Nothing could have prepared me for the sadness that permeated the face of couple who sat so close to each other side by side on chairs across the door ….yet who were so far apart that an unbridgeable chasm seemed to separate them. Faces that seemed resigned-accepting of misfortunes that had befallen them: loss of a job, bearing the burden of talking care of an extended family, lack of help with house work-all snowballing into a dense web of anxiety, anxiety and dread perhaps at losing the very meaning of their lives. Bodies that sat still, not looking at each other, worn from the trauma of an unforgiving life-aching with pains, so less real than the physical pain of a trauma victim – and in fact, far deeper and almost integrated into their very existence and being.

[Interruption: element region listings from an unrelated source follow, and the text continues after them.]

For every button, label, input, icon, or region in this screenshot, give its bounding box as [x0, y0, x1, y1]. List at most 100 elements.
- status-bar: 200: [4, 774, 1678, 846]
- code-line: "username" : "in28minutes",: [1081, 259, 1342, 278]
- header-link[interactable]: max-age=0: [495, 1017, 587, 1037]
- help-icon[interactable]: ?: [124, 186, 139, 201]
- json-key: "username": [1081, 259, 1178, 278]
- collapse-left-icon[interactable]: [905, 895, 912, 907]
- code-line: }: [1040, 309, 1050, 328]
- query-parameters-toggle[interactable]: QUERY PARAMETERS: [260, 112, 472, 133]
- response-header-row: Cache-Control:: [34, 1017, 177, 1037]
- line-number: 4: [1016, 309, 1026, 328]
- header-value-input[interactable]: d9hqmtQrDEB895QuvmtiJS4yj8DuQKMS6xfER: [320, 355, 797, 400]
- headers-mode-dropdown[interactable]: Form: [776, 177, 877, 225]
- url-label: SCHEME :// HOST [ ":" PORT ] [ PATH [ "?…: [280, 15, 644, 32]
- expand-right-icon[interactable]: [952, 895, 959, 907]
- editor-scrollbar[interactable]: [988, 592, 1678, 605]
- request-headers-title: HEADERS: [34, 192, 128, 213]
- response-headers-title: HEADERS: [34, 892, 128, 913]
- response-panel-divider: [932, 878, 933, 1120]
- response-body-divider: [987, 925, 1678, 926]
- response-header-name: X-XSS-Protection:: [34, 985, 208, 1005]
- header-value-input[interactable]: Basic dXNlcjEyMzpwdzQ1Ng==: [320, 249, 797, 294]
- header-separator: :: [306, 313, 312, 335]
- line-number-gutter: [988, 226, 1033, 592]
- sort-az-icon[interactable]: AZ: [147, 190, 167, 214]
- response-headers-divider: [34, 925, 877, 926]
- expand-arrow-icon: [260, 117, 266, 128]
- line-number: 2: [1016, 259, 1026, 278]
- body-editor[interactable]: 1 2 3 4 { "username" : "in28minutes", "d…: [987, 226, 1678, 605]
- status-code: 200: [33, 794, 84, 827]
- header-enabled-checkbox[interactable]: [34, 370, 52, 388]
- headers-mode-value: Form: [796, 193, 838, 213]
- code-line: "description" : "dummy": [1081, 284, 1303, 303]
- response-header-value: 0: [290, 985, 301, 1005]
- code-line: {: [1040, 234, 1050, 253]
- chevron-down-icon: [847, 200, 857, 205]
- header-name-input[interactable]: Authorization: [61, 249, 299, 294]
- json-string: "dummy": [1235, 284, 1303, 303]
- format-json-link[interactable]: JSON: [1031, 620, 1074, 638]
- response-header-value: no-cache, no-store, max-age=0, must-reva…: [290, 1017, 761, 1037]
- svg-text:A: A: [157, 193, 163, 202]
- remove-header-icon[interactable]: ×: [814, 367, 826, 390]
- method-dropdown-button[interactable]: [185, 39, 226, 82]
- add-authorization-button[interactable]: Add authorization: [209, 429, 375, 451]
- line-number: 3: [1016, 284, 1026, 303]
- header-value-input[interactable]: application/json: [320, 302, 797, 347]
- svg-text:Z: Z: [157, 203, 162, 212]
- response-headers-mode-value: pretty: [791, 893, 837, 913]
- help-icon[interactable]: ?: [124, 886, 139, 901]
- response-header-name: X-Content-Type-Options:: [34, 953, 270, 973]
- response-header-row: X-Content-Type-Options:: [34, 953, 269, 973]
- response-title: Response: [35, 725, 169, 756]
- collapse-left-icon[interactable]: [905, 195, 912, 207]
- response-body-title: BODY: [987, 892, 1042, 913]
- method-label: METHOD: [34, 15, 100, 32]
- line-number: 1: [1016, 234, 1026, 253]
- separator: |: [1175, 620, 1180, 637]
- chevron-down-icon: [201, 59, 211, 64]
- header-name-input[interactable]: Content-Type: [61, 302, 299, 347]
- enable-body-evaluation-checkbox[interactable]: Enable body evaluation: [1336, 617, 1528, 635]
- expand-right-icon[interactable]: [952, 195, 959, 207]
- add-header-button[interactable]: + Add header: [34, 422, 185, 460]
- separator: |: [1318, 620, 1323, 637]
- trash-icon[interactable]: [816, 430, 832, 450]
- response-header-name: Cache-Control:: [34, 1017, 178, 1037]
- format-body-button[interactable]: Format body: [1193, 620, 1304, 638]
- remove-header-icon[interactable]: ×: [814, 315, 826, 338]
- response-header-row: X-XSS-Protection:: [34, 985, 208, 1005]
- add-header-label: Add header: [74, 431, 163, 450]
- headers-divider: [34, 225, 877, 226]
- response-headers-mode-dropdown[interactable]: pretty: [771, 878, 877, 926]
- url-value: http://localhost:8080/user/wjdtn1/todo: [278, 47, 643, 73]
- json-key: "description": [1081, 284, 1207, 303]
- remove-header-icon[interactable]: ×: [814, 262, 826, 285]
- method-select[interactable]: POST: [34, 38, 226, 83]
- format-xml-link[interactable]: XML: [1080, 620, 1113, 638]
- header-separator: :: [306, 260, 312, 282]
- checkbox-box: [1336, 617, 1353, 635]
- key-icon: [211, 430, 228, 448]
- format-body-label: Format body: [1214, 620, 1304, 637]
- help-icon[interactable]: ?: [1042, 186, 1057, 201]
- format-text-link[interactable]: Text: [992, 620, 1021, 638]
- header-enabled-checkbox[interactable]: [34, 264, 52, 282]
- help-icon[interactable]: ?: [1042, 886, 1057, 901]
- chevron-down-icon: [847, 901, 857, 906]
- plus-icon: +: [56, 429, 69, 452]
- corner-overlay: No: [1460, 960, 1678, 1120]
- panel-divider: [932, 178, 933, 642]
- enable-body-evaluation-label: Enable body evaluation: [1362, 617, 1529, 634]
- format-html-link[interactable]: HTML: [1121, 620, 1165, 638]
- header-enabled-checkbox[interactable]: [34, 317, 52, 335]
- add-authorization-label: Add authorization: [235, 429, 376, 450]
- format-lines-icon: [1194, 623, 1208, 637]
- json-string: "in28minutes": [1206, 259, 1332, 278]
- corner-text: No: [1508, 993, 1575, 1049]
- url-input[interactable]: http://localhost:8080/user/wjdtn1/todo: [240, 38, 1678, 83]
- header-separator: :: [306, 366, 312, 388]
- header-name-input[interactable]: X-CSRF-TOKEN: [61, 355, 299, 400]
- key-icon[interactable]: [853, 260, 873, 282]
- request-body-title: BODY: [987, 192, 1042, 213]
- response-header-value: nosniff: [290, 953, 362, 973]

They wanted to be listened to…to feel that they had been heard, to share their suffering. I did not get the sense that they wanted munch more than that. Each seemed ensconced in their own world; a world that seemed very distant to me, yet so possibly close to my own reality.

Because what I saw in their eyes and their faces were glimpse of myself…or at least what I could become if fate were to so ordain. What shook me was the pervasiveness…the ordinariness…of sadness and suffering. A haunting image of the fleeting nature of happiness and the transience of tranquility…of how suffering surrounds us in every moment of our existence and how we so comfortably numb ourselves to it.

Life would be so hard, wouldn’t it, if we were so acknowledge of suffering of all creatures…and become one with them. But isn’t that what humanity is meant to do…to listen to the ‘other side of silence’ as George Elliot said and become one with the world?